The service, called Journal Junkie, is the brainchild of Craig Dalton, MD, a preventive medicine physician who practices in his native Australia. Dr. Dalton spent three years in the U.S. as an epidemic intelligence service officer and preventive medicine fellow for the CDC. (He says that hospitalists are “an emerging concept” Down Under.)

Starting in medical school in the 1980s, Dr. Dalton realized he had a problem: He loved reading medical journals, but he also loved to exercise.

“I started putting summaries on cassette tapes and listening to them while I was washing up or jogging or driving,” he says. “I found that listening to a summary two or three times really helped me remember the material.”

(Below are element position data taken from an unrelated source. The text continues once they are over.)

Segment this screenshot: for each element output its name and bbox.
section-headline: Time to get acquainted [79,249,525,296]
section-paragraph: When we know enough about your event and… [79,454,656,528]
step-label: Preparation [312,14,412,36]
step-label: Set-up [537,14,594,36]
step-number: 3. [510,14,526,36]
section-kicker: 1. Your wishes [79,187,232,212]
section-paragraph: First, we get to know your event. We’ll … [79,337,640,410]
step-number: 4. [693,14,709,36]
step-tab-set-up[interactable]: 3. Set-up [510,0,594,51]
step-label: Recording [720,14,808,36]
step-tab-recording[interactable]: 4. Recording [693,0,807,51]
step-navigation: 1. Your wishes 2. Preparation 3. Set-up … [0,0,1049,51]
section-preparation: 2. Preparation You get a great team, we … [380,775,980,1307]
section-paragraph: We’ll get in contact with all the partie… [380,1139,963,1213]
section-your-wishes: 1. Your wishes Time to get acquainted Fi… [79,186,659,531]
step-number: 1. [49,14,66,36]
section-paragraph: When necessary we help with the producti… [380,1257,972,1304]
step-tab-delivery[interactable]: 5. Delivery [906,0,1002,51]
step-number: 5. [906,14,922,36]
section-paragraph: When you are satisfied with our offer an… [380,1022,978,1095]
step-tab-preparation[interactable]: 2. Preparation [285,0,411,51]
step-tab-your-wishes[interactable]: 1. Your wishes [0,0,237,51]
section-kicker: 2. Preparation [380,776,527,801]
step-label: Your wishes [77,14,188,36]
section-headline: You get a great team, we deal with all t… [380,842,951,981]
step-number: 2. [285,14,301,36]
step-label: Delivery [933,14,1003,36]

Fast forward to five years ago, when podcasting emerged. “I thought, ‘That’s it! That’s the perfect way of doing this!’ ” Dr. Dalton says. He teamed up with a computer scientist who’s also an ex-nurse and launched Journal Junkie in 2006.

The Web-based service offers MP3 downloads of audio summaries from several of the most prestigious journals. Those include New England Journal of Medicine, Journal of the American Medical Association, Evidence Based Medicine, The Lancet, The Lancet Neurology, The Lancet Infectious Diseases, Annals of Internal Medicine and Emerging Infectious Diseases.

Most of the journals provide the audio summaries themselves; some summarize all of their articles, while others focus only on a featured study or two. Dr. Dalton says that he and his partner, who have maintained the service so far on a shoestring, would like to eventually sell online and audio advertising and sponsorships.

That would allow them to “really customize the service so we can add more journals and ‘theme’ the podcasts with cardiology, pediatric or endocrine focused summaries, for example,” says Dr. Dalton. “The other thing subscribers have asked for is the ability to cut up each journal’s summary so readers would hear only the articles that they want.”